Human periprostatic adipose tissue promotes prostate cancer aggressiveness in vitro.

BACKGROUND: Obesity is associated with prostate cancer aggressiveness and mortality. The contribution of periprostatic adipose tissue, which is often infiltrated by malignant cells, to cancer progression is largely unknown. Thus, this study aimed to determine if periprostatic adipose tissue is linked with aggressive tumor biology in prostate cancer. METHODS: Supernatants of whole adipose tissue (explants) or stromal vascular fraction (SVF) from paired fat samples of periprostatic (PP) and pre-peritoneal visceral (VIS) anatomic origin from different donors were prepared and analyzed for matrix metalloproteinases (MMPs) 2 and 9 activity.
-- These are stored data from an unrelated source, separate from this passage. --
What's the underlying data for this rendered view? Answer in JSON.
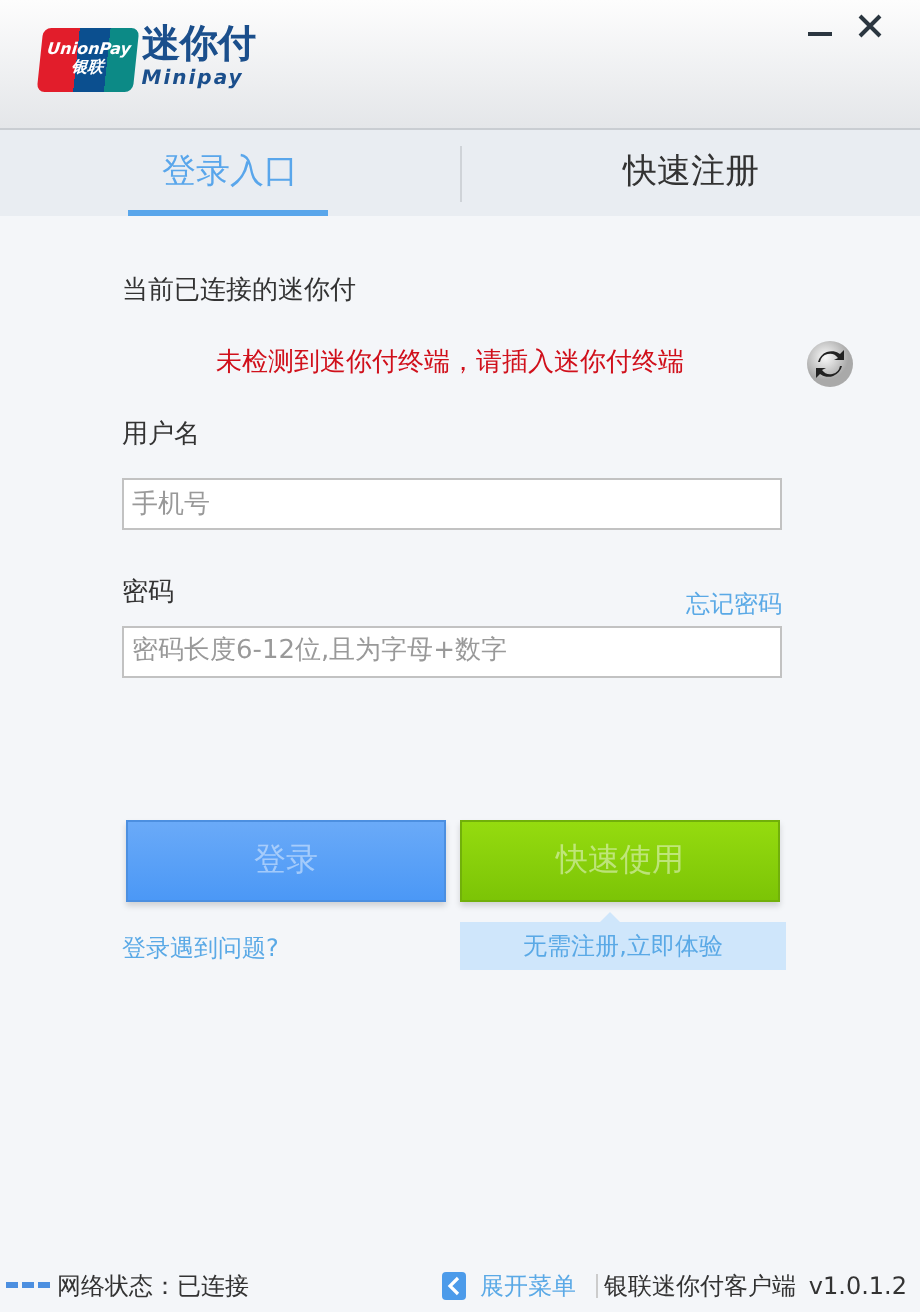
{
  "window": {
    "logo": {
      "card_top": "UnionPay",
      "card_bottom": "银联",
      "title": "迷你付",
      "subtitle": "Minipay"
    }
  },
  "tabs": [
    {
      "label": "登录入口",
      "selected": true
    },
    {
      "label": "快速注册",
      "selected": false
    }
  ],
  "device": {
    "label": "当前已连接的迷你付",
    "message": "未检测到迷你付终端，请插入迷你付终端"
  },
  "form": {
    "username": {
      "label": "用户名",
      "placeholder": "手机号"
    },
    "password": {
      "label": "密码",
      "forgot": "忘记密码",
      "placeholder": "密码长度6-12位,且为字母+数字"
    }
  },
  "buttons": [
    {
      "label": "登录",
      "kind": "login",
      "disabled": true
    },
    {
      "label": "快速使用",
      "kind": "quick",
      "disabled": true
    }
  ],
  "help_link": "登录遇到问题?",
  "tip": "无需注册,立即体验",
  "status_bar": {
    "network": "网络状态：已连接",
    "expand_menu": "展开菜单",
    "app_name": "银联迷你付客户端",
    "version": "v1.0.1.2"
  }
}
The effects of those conditioned media (CM) on growth and migration of hormone-refractory (PC-3) and hormone-sensitive (LNCaP) prostate cancer cells were measured. RESULTS: We show here that PP adipose tissue of overweight men has higher MMP9 activity in comparison with normal subjects. The observed increased activities of both MMP2 and MMP9 in PP whole adipose tissue explants, likely reveal the contribution of adipocytes plus stromal-vascular fraction (SVF) as opposed to SVF alone. MMP2 activity was higher for PP when compared to VIS adipose tissue. When PC-3 cells were stimulated with CM from PP adipose tissue explants, increased proliferative and migratory capacities were observed, but not in the presence of SVF. Conversely, when LNCaP cells were stimulated with PP explants CM, we found enhanced motility despite the inhibition of proliferation, whereas CM derived from SVF increased both cell proliferation and motility. Explants culture and using adipose tissue of PP origin are most effective in promoting proliferation and migration of PC-3 cells, as respectively compared with SVF culture and using adipose tissue of VIS origin. In LNCaP cells, while explants CM cause increased migration compared to SVF, the use of PP adipose tissue to generate CM result in the increase of both cellular proliferation and migration. CONCLUSIONS: Our findings suggest that the PP depot has the potential to modulate extra-prostatic tumor cells' microenvironment through increased MMPs activity and to promote prostate cancer cell survival and migration. Adipocyte-derived factors likely have a relevant proliferative and motile role.